Ācārya Abhinavagupta

Śuddhādvaita

This commentator reads the two halves as a reciprocal circle. Having restrained the senses and brought them under control, one is to be 'mat-parah,' the one for whom the Lord alone is supreme, and joined to Him; and for such a one whose wisdom is firmly established, the senses come under his own control and no one else's. Steadiness of wisdom and mastery of the senses each secure the other, which is why the first half could say that even the wise are no match for the senses: the agitating senses are subdued only within this devotional steadiness, not apart from it.

Śrī Puruṣottama

Modern

These modern voices each draw out a practical emphasis. One reads 'yukta' as perfected by yoga, an adept who bears pain and pleasure with an equable mind, and finds in 'matparayana' the first hint in the Gita of the path of devotion; he insists that the mind is freed from the slavery of the senses only by gaining knowledge of Brahman, that merely mortifying the body is external and useless, and he cites Manu's warning that the powerful band of senses drags off even the wise man. Another, non-sectarian and devotional, finds the verse's heart in a trap of subtle pride: when the seeker controls the senses, the conceit arises, 'I have brought the senses under my sway,' and this conceit, crediting one's own strength, blocks progress and turns one from the Lord; so the seeker should credit only the Lord's grace, since the human birth, the taste for practice, and its very success all rest on grace alone, and by becoming wholly devoted to the Lord the practice is fulfilled. He also reads the second line against verse 59: there, cutting off contact with objects left the inner relish intact, so the senses were not truly mastered, whereas here the steady one's relish has passed off and the senses are genuinely in hand.

Lokmanya Tilak · Swami Ramsukhdas · Mahatma Gandhi · Swami Sivananda

A Seeker Asks

If even a forceful, disciplined effort to control the senses leads to failure or pride, what does 'intent on Me' actually ask me to do differently from white-knuckle self-control?

It asks you to change what you lean on.
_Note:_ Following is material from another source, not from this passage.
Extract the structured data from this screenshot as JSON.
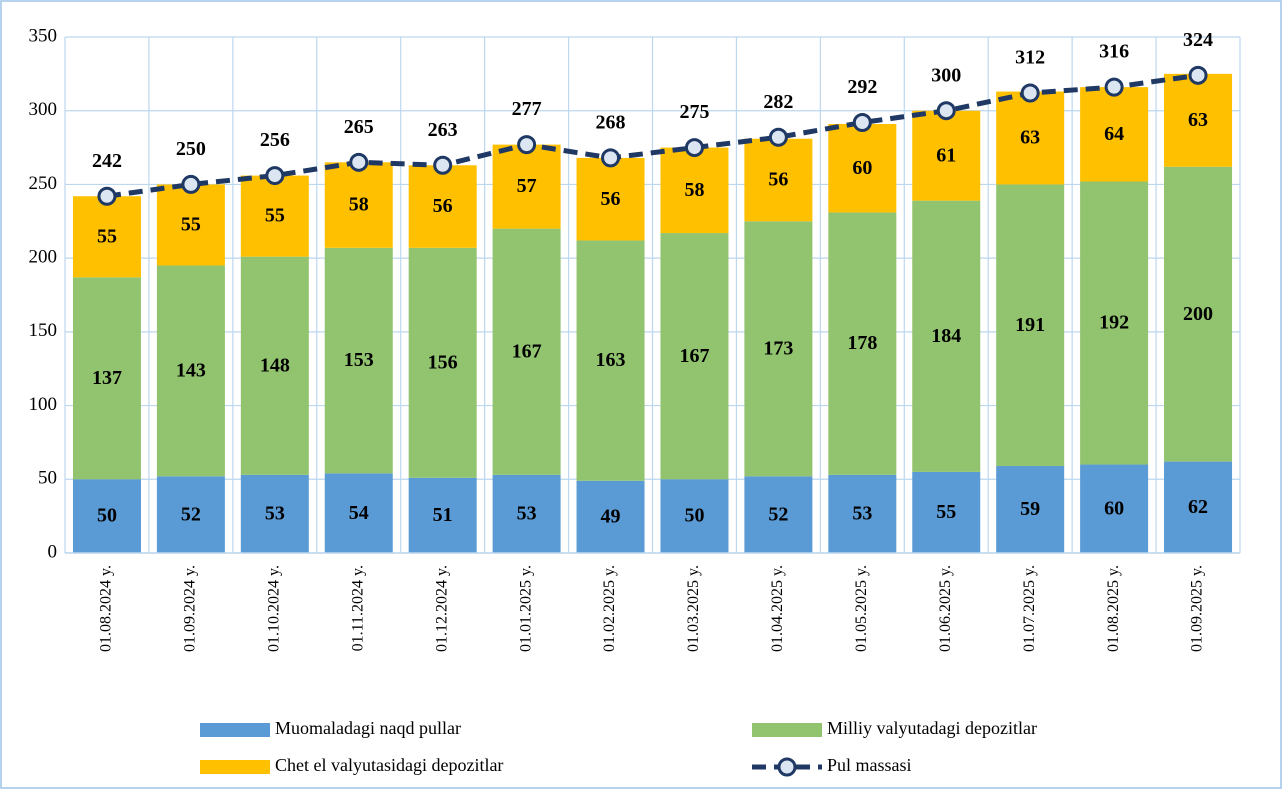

The verse does still call for restraint of the senses and a gathered, seated mind; effort is not cancelled. But several commentators warn that effort alone, the conquest of the senses by your own main force without setting the mind on the Lord, ends in ruin or in vain striving.

Rāmānujācārya · Mahatma Gandhi · Madhusūdana Sarasvatī

The practical difference is where the mind is fixed first. Rather than gripping each sense by sheer will, you set the mind on the Lord as its highest goal and resort; the mind, steadied and purified there, is what then makes the senses fall into line, the way subjects fall in once they know whom their protector serves.

Rāmānujācārya · Madhusūdana Sarasvatī

And it guards you from the very pride that white-knuckle control breeds. The moment you congratulate yourself for mastering the senses, that conceit blocks you; so you credit the Lord's grace, not your strength, and your sense of 'I' rests in Him. Devotion, on these readings, is not a softer substitute for discipline but the condition that lets discipline actually succeed and steady the wisdom behind it.